Cliff Richard chronology
| Rock 'n' Roll Juvenile (1979) | I'm No Hero (1980) | Love Songs (1981) |

Singles from I'm No Hero
- "Dreamin'" Released: August 1980 (UK); "A Little in Love" Released: Dec 80 (US), Jan 81 (UK); "In the Night" Released: Dec 1980 (Germany only); "Give a Little Bit More" Released: April 1981 (US/Canada only);

Alternative cover
- US version of the album

= I'm No Hero =

1980 studio album by Cliff Richard

I'm No Hero is the 23rd studio album by Cliff Richard, released in 1980. The album includes three hit singles, of which "Dreamin'" and "A Little in Love" were top 20 hits in both the UK and the US.

Professional ratings
Review scores
| Source | Rating |
| AllMusic |  |

==Background==
Following the success of Richard's 1979 single "We Don't Talk Anymore", which was written and arranged by Alan Tarney, the record company was keen to use his services again. For the follow-up album in 1980, Tarney was employed as producer for the entire album. This gave I'm No Hero a cohesive sound but was criticised at the time for being too unadventurous. The songs on the album were similar in style to "We Don't Talk Anymore", but it was also a success, generating two top 20 singles, while the album itself made the top five in the UK.

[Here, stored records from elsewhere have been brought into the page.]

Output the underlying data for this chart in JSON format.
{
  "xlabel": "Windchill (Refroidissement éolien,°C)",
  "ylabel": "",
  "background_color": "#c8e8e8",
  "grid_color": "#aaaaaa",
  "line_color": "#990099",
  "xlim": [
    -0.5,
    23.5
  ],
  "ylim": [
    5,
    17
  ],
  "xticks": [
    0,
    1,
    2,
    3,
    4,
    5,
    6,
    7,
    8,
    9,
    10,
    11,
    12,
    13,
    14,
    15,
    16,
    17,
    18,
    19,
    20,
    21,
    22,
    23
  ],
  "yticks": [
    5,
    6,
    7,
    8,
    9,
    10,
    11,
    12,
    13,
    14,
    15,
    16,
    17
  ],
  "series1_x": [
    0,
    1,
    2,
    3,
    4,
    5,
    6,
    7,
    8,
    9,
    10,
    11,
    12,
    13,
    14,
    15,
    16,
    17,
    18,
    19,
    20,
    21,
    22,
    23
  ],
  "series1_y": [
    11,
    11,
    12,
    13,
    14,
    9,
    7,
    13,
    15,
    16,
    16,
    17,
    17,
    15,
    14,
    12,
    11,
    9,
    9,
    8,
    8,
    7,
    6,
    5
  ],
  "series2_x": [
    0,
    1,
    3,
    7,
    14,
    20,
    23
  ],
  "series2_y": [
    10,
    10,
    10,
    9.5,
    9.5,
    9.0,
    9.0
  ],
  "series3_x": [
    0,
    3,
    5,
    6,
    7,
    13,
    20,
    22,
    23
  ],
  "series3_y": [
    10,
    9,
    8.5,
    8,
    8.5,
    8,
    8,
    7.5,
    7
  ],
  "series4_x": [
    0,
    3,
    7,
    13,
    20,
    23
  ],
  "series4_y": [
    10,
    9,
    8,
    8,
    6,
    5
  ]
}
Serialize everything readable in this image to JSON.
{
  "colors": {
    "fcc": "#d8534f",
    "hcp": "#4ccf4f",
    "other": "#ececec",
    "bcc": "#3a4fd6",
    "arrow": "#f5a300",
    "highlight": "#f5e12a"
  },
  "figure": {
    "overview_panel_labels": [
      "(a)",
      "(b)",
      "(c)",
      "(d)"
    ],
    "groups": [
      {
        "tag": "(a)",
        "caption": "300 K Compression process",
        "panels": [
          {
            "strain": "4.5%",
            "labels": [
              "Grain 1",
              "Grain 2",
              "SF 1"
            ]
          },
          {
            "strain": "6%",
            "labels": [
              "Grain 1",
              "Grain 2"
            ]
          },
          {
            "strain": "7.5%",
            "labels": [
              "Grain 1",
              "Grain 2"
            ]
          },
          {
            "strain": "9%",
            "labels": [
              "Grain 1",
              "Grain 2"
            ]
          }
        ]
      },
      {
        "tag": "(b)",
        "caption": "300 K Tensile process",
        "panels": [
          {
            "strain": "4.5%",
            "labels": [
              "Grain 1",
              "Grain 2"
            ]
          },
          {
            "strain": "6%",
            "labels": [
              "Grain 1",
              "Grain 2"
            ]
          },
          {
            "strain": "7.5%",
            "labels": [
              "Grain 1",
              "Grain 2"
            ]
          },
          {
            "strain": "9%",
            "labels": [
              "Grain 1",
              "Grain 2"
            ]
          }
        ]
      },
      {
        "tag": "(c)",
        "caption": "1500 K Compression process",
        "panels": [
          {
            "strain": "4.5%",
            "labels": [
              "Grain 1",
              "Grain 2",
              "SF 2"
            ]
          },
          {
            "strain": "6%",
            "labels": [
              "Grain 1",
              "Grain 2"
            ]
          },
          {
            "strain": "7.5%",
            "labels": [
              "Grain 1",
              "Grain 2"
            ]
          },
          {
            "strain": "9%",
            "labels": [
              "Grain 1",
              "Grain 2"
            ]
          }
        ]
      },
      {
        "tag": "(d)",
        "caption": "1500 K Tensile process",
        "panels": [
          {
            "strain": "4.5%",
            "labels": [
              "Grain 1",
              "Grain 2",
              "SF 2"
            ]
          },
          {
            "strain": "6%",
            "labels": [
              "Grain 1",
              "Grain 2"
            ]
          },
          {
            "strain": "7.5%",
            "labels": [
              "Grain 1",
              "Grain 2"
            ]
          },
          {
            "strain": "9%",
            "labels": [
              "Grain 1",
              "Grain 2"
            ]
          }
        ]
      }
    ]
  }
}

With the lead single "Dreamin'" released in August 1980, the album came out a few weeks later. "Dreamin'" became a top 10 hit in both the UK and US, while the follow-up, "A Little in Love", released belatedly in January 1981, reached No.15 in the UK and No.17 in the US. The album itself reached No.4 in the UK Albums Chart, but due to the lack of singles, failed to sustain as lengthy a run in the top 75 as Richard's previous album, Rock 'n' Roll Juvenile. The delayed release of the second single was due to the release of "Suddenly", a duet with Olivia Newton-John, taken from the Xanadu soundtrack. This was also a top 20 hit in the UK and US - making this Richard's most successful period in the American market.

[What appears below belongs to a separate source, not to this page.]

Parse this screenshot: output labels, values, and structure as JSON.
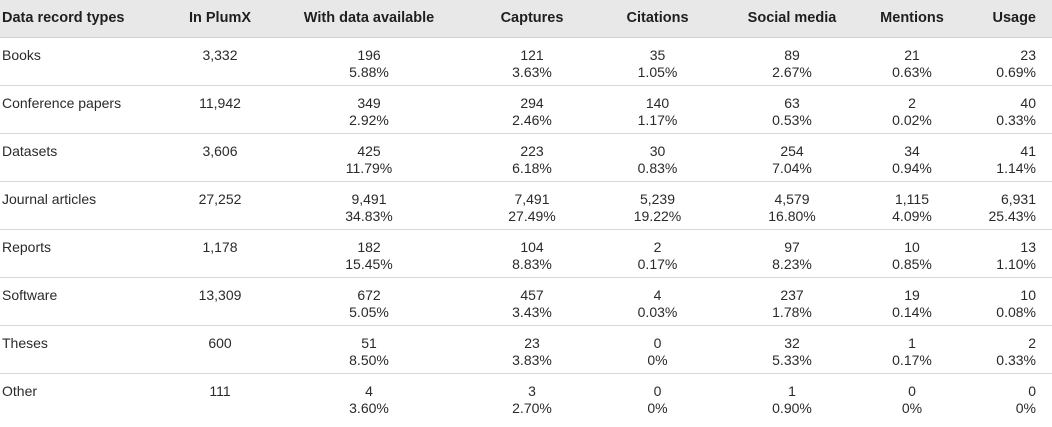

The album received positive reviews and kept Richard high in the charts during this, his revival period. It was also the last time he appeared in the US top 20. The track "Give a Little Bit More", which was co-written by Andy Hill, who was about to become famous as the writer and producer for Bucks Fizz, was released in some countries as a single, as was "In the Night" (not the same as the Barbara Dickson song which was released around that time and also produced by Tarney). "Give a Little Bit More" gave Richard a third hit from the album in the US, peaking at No. 41. This track was unreleased as a single in the UK, where it was covered by Johnny Logan in September 1980, but his version failed to chart.

I'm No Hero was remastered and re-issued on compact disc in July 2001.

==Track listing==
All tracks written by Alan Tarney, except where noted.

Side one
1. "Take Another Look" – 4:11
2. "Anything I Can Do" – 4:01
3. "A Little in Love" – 3:42
4. "Here (So Doggone Blue)" – 3:50
5. "Give a Little Bit More" (Andy Hill, Jonathan Hodge) – 3:35

Side two
1. "In the Night" (Rod Bowkett) – 3:48
2. "I'm No Hero" (Trevor Spencer, Tarney) – 3:25
3. "Dreamin'" (Leo Sayer, Tarney) – 3:40
4. "A Heart Will Break" (Spencer, Tarney) – 3:59
5. "Everyman" – 4:11

CD bonus tracks (2001 re-issue)
1. "Dynamite" (Ian Ralph Samwell) – 3:12
2. "Keep on Looking" – 3:40

==Personnel==
- Cliff Richard – vocals
- Alan Tarney – bass guitar, guitars, arrangements
- Trevor Spencer – drums
- Michael Boddicker, Nick Glennie-Smith – keyboards

==Charts and certifications==
===Weekly charts===

Release date: Single title; UK Chart peak; US Chart peak; Australia; Canada; Ireland
August 1980: "Dreamin'"; 8; 10; 4; 9^{^}; 9
January 1981: "A Little in Love"; 15; 17; 66; 4^{^^}; 16
May 1981: "Give a Little Bit More"; NR; 41; NR; 30; NR
Release date: Album title; UK Chart peak; US Chart peak; Australia; Canada
September 1980: I'm No Hero; 4; 80; 28; 25

NOTES:

^ "Dreaming" also reached no.83 on the Canadian RPM "Top 100 Singles of 1980" chart.

^^ "A Little in Love" also reached no. 33 on the Canadian RPM "Top 100 Singles of 1981" chart.

NR - not released

===Certifications===

| Region | Certification | Certified units/sales |
| United Kingdom (BPI) | Gold | 100,000^{^} |
| Canada (Music Canada) | Platinum | 100,000^{^} |
^{^} Shipments figures based on certification alone.